FICHA TÉCNICA



Título obra Yo también fui campeón

Autoría Francisco Javier Camargo

Dirección Manolo Calvo

Elenco Mario García González, Raúl Macías (El Ratón), Héctor López Portillo, Lilia Guízar, Amado Zumaya

Escenografía Lorenzo Silva

Espacios teatrales Teatro Fábregas

Notas Basado en el libro Los colosos del boxeo de Nat Fleischer, Editorial Hispaho Europea, 1954

Referencia Mara Reyes (seudónimo de Marcela del Río), “Diorama teatral”, en Diorama de la Cultura, supl. de Excélsior, 11 diciembre 1960, p. 2.




TRANSCRIPCIÓN CON FORMATO

imagen facsimilar

Referencia Electrónica

Diorama de la Cultura, Excélsior

Columna Diorama Teatral

[Yo también fui campeón]

Mara Reyes

Yo también fui campeón. Teatro Fábregas. Autor, Francisco Javier Camargo. Dirección, Manolo Calvo. Escenografía, Lorenzo Silva. Reparto: Mario García González, Raúl Macías, Héctor López Portillo, etc., etc.

En esta pieza de F. J. Camargo, inspirada en un cuento de N. Fleischer, se nos presenta el corrompido ambiente del box. La obra despierta interés a través de las vicisitudes por las que atraviesa un campeón desde el momento en que es derrotado. Lo que resulta tirado de los cabellos, es la aparición inesperada de la joven que se enamora del ex campeón.

Ese amor súbito y reivindicador en el momento oportuno, es de esas casualidades que resultan falsas y sin justificación dentro del teatro (esto no quiere decir que en la vida no suelen ocurrir).

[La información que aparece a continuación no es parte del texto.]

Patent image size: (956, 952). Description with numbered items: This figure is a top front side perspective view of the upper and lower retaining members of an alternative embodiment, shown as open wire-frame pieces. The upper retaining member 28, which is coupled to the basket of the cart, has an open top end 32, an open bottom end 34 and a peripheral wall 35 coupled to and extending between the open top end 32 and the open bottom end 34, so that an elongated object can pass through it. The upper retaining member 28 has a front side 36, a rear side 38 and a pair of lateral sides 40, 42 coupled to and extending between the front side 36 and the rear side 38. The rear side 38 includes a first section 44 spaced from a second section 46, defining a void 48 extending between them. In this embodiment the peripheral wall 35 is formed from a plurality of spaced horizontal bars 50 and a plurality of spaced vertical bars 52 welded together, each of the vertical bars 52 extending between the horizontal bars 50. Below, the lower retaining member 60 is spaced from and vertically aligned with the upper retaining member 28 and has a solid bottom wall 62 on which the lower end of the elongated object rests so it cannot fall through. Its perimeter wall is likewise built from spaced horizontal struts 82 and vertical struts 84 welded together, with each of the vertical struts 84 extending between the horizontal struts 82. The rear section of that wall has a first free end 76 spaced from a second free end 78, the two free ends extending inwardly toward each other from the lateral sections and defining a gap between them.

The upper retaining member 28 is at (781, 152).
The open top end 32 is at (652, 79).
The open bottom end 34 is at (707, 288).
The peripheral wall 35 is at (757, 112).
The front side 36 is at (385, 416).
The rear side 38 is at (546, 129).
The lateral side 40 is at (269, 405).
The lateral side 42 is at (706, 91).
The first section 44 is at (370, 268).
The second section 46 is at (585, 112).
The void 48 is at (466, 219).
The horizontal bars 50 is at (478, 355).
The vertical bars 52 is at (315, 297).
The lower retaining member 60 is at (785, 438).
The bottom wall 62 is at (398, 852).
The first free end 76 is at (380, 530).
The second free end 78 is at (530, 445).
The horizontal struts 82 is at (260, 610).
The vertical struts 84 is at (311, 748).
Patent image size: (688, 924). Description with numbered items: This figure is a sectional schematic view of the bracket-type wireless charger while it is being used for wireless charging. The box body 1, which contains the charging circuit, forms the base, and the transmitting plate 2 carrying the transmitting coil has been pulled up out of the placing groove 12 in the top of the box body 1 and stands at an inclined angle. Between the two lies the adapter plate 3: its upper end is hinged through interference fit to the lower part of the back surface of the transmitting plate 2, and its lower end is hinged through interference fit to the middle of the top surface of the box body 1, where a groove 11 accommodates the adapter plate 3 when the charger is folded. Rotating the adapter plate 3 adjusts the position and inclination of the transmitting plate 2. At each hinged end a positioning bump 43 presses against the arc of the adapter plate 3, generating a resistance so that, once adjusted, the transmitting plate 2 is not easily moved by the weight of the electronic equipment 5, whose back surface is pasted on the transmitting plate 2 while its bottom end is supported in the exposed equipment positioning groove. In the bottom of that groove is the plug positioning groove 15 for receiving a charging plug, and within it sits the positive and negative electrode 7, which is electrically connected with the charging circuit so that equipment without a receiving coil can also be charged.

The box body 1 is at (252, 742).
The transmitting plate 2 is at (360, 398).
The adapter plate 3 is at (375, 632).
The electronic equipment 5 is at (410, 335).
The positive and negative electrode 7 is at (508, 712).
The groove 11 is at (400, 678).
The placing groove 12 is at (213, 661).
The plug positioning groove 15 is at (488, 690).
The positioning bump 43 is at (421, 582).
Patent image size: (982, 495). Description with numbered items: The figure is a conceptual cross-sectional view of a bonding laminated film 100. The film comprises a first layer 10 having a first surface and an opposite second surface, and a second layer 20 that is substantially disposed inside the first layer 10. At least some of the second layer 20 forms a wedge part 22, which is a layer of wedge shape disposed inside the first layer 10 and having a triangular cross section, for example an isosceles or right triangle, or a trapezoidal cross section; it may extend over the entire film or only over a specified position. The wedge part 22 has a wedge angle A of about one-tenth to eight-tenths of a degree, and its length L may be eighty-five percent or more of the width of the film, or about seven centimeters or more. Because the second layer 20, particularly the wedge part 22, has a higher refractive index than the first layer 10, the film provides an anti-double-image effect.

Manolo Calvo, logra una dirección discreta, apegándose a los lineamientos requeridos por la pieza. Sabe manejar los clímax y sólo es francamente criticable su dirección de las dos “mariposillas”, en las escenas del bar.

La escenografía se encontró con serias dificultades, pues no es nada fácil dar ambiente a un ring, un bar, un camerino, un despacho, un cuarto de hotel y una calle. Y Lorenzo Silva, con escenarios simultáneos, resolvió los problemas con propiedad.

Raúl “Ratón” Macías –naturalmente en el papel del ex campeón– logra en su primera aparición en un escenario teatral, una actuación discreta, sin alardes, sin ambición de impresionar. Puede advertirse su dicción incorrecta y su falta de oficio como actor, sin embargo, no pretende más allá de sus posibilidades y suple sus deficiencias dando sinceridad a su interpretación.

Quien sin lugar a dudas se “roba” la obra, es Mario García González, con su interpretación del “Mofles”, caracterización limpia, humana, llena de color. García González y Héctor López Portillo vienen a ser los ejes alrededor de los cuales giran todos los sucesos. Lilia Guízar pasa casi inadvertida. Muy bien, Amado Zumaya.